If you end up on a site you’ve never heard of before, do some research before you proceed to the checkout. You’ll want to check for things like:
If it all checks out, there’s a high chance you’ve found a reputable site and are safe to click “buy”. But if one or more of these features are missing, consider it a red flag.
As a good rule of thumb, err on the side of caution. No purchase is worth risking your online security for.
Although you may feel at home in a cozy corner of a café, sipping on a gingerbread latte, hidden dangers lurk overhead. That free Wi-Fi you end up using may be a security risk.
Why? Because it’s unsecured and shared by every other customer in the coffee shop.
It doesn’t take much to hijack these public connections. Someone with a bit of computer know-how can eavesdrop on your shopping session and see everything from your login credentials to your credit card numbers.
There’s no harm in taking advantage of this Wi-Fi to help you locate stores or plan a kids’ birthday party on a budget. But you should be cautious of sharing financial information on these networks.

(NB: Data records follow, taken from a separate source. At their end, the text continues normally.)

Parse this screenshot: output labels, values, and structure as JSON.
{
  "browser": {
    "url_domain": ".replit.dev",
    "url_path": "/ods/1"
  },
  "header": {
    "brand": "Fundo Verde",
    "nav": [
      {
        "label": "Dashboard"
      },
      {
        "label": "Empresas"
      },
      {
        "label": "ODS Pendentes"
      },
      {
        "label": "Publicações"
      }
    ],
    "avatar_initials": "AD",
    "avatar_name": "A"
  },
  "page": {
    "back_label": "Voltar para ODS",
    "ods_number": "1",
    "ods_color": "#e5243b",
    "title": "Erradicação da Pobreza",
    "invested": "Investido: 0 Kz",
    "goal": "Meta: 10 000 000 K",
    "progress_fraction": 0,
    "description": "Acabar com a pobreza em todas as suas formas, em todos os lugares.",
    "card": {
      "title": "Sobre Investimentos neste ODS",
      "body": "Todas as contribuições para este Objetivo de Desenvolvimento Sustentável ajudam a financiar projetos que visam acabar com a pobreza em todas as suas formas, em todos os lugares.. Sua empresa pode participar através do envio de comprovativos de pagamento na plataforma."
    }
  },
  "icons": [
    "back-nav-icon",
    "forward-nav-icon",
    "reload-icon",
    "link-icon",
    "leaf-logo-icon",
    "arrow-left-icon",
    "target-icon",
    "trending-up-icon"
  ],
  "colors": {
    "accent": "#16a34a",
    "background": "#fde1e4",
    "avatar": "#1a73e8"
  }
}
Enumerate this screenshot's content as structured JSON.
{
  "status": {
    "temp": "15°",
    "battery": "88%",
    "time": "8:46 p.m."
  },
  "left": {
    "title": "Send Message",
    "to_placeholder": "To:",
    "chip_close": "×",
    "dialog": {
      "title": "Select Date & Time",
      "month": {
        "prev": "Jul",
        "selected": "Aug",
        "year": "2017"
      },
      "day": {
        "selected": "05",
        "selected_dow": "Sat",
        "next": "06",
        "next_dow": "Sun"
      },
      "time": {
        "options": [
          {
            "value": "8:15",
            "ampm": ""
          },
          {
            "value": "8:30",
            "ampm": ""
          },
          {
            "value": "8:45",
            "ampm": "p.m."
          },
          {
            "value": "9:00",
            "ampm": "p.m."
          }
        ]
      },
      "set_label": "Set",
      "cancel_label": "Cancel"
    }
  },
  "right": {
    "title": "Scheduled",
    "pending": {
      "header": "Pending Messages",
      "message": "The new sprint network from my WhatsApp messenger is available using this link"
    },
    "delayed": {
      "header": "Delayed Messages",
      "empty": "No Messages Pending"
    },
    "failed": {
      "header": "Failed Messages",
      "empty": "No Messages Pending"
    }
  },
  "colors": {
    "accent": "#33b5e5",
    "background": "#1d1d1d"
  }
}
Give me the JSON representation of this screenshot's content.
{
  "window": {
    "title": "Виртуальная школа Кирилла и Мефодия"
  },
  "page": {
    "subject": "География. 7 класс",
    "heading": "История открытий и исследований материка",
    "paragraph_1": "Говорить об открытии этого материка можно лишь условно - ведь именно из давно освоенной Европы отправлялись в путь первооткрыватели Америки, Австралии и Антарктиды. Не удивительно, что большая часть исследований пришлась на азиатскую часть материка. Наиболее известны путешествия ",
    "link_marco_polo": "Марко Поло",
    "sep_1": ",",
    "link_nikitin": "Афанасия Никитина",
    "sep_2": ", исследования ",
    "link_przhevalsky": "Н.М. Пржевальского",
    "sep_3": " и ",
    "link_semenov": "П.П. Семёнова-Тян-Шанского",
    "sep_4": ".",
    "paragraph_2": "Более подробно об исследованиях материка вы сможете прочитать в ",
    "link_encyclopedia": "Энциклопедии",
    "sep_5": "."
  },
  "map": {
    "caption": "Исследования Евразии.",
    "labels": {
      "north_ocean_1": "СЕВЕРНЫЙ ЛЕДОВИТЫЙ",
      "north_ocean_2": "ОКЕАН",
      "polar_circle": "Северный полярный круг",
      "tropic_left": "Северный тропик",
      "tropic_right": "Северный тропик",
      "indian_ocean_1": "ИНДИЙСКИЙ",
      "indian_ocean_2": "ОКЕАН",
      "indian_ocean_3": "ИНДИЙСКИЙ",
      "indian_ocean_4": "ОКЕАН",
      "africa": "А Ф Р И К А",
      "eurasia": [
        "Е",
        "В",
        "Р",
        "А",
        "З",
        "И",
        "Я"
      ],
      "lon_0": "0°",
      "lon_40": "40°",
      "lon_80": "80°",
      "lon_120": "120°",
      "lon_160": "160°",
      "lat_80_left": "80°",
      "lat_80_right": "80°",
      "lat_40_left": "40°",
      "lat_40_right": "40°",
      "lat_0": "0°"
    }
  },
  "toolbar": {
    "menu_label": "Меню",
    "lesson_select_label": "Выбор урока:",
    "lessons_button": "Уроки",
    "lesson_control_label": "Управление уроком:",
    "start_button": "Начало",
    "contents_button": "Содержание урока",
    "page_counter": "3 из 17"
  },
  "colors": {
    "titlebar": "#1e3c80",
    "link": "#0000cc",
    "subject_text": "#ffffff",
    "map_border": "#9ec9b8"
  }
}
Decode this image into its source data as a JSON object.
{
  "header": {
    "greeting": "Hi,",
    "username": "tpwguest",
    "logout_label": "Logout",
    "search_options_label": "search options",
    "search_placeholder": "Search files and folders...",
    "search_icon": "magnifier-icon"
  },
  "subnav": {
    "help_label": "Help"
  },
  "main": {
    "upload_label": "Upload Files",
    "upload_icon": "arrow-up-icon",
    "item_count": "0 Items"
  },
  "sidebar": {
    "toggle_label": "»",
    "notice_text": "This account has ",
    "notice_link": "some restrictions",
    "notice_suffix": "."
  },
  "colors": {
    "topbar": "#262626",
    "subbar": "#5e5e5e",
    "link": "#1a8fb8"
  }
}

If someone hacks it, they’re as good as looking over your shoulder as you punch in your personal information.
The next time you get a hankering to shop, transfer money, or check on your online cash loan while you’re getting a latte, take your cup to go. Bring it home to where your router is protected against prying eyes.
Following the tips above may save you from accidentally exposing your personal information while holiday shopping.
Unfortunately, there may be no way to prevent your information from falling into the wrong hands. Large-scale data breaches targeting big financial companies may compromise your data no matter what you do.
When it comes to high-profile hacks, your best course of action is surveillance. Watch your accounts regularly to see if unusual purchases or advances show up.
If you see anything you can’t explain in your statements, contact your bank or credit card company right away. Inaccuracies may be simple mistakes, or they could mean you’ve been hacked.
If you believe your identity has been stolen, check your credit report and look for suspicious activity on your file. Things like new applications you didn’t file or cash loans you didn’t open are warning signs.
Dispute these errors immediately and consider getting a credit freeze. While this freeze is in place, the identity thief won’t be able to take out new cash loans in your name.
Getting the ball rolling on this process may take some time, but the faster you act, the easier you’ll be able to undo the damages done by fraud.
Overspending during the holidays may seem like a given when you’re on a tight budget, but it doesn’t have to be that way. With the right plan, you may live within your means and avoid kicking off the new year with a holiday debt hangover.
Remember these tips before you make your list and check it twice. They may help you celebrate the holidays on a budget without feeling like a Grinch.
Happy holidays and all the best for 2021.